A lesser poet than Homer, Theo Dorgan, voiced a universal truth. He was asked about his favourite song. ‘Any song that starts with Well, I woke up this morning…he replied. Is waking up not an epic achievement in its own right? We travel alone for hours in the realm of dreams and darkness . Sometimes we experience joy and laughter. Sometimes we meet our parents or long lost friends. Sometimes we travel to places of terror or absurdity. Then we return, with the gradual light of dawn, like Ulysses returning to his Ithaca, after long wanderings and adventures in strange places. No wonder the Australian Aborigines talk about their time of myth and unimaginable antiquity as The Dreamtime.
A myth takes hold of people and conditions their thinking. The Australians and New Zealanders cling to the story of Gallipoli. It shapes their view of themselves. They find a kind of victory in a bloody defeat. We are entering a decade of commemoration of the violent events that shaped the century. If there is talk of victory and glory, think of that old Skerries man standing at his door.
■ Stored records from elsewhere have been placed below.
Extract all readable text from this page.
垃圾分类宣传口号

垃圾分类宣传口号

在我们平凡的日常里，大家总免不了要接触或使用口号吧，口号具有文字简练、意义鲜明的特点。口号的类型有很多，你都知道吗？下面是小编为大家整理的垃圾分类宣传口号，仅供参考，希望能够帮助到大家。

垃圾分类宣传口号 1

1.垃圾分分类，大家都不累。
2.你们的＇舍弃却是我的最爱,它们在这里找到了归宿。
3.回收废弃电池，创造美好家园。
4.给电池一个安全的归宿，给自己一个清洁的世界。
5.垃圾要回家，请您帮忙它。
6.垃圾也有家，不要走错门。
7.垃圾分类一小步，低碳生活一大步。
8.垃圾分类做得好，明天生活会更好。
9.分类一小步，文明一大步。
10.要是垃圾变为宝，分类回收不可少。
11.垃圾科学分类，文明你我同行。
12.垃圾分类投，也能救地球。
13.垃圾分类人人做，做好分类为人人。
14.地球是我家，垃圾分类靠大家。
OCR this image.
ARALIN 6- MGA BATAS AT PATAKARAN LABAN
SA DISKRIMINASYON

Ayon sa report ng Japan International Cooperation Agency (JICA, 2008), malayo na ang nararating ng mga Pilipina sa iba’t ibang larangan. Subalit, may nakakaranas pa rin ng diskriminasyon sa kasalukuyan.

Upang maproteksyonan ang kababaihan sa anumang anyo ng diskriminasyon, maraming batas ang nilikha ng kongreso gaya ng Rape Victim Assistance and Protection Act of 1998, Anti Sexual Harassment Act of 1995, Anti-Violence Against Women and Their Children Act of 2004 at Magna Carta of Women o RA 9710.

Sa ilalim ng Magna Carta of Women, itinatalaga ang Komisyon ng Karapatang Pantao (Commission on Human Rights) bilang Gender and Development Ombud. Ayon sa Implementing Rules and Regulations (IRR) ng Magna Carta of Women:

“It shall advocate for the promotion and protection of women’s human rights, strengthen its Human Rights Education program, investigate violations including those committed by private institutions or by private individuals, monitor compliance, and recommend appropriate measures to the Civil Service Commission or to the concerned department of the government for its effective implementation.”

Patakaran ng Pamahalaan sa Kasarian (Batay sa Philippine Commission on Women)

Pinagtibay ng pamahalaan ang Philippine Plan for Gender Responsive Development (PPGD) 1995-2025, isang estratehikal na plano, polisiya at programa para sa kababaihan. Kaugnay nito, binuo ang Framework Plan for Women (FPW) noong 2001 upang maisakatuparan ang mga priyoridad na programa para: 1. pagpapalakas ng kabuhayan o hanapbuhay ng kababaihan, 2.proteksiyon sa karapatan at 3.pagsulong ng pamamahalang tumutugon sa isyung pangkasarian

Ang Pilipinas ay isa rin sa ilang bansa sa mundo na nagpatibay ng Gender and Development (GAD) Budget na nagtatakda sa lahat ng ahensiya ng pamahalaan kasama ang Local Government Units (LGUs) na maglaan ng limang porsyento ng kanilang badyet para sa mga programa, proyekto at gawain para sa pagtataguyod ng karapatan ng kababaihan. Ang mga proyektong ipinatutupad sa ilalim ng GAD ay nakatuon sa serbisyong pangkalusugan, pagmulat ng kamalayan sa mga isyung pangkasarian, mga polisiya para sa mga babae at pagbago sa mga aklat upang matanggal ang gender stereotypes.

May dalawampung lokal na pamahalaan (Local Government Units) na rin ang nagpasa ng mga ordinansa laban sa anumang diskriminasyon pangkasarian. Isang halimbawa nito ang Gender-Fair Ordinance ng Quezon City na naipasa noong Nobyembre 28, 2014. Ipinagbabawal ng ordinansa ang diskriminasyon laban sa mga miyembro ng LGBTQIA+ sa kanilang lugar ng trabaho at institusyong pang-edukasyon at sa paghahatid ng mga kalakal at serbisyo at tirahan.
The equinoctial Sun rises, for me, over Shennick Island to the east.The mid-winter Sun manages to heave itself over the south-eastern horizon, near Lambay. I watch it beginning its return journey, as the world tilts again towards the light, an inch every day. It is no wonder that the ancients saw it as a god. No wonder that the consummate artist, Turner, declared the Sun to be God. On a dark, damp, November morning, it does no harm to think of the goddess, Rosy-fingered Eos, opening the gates of heaven over Saint Patrick’s Island, away to the north -east, after a few fleeting hours of luminous darkness. In the meantime, while I wait for summer and pre-dawn birdsong through open windows, I’m glad that I woke woke up this morning.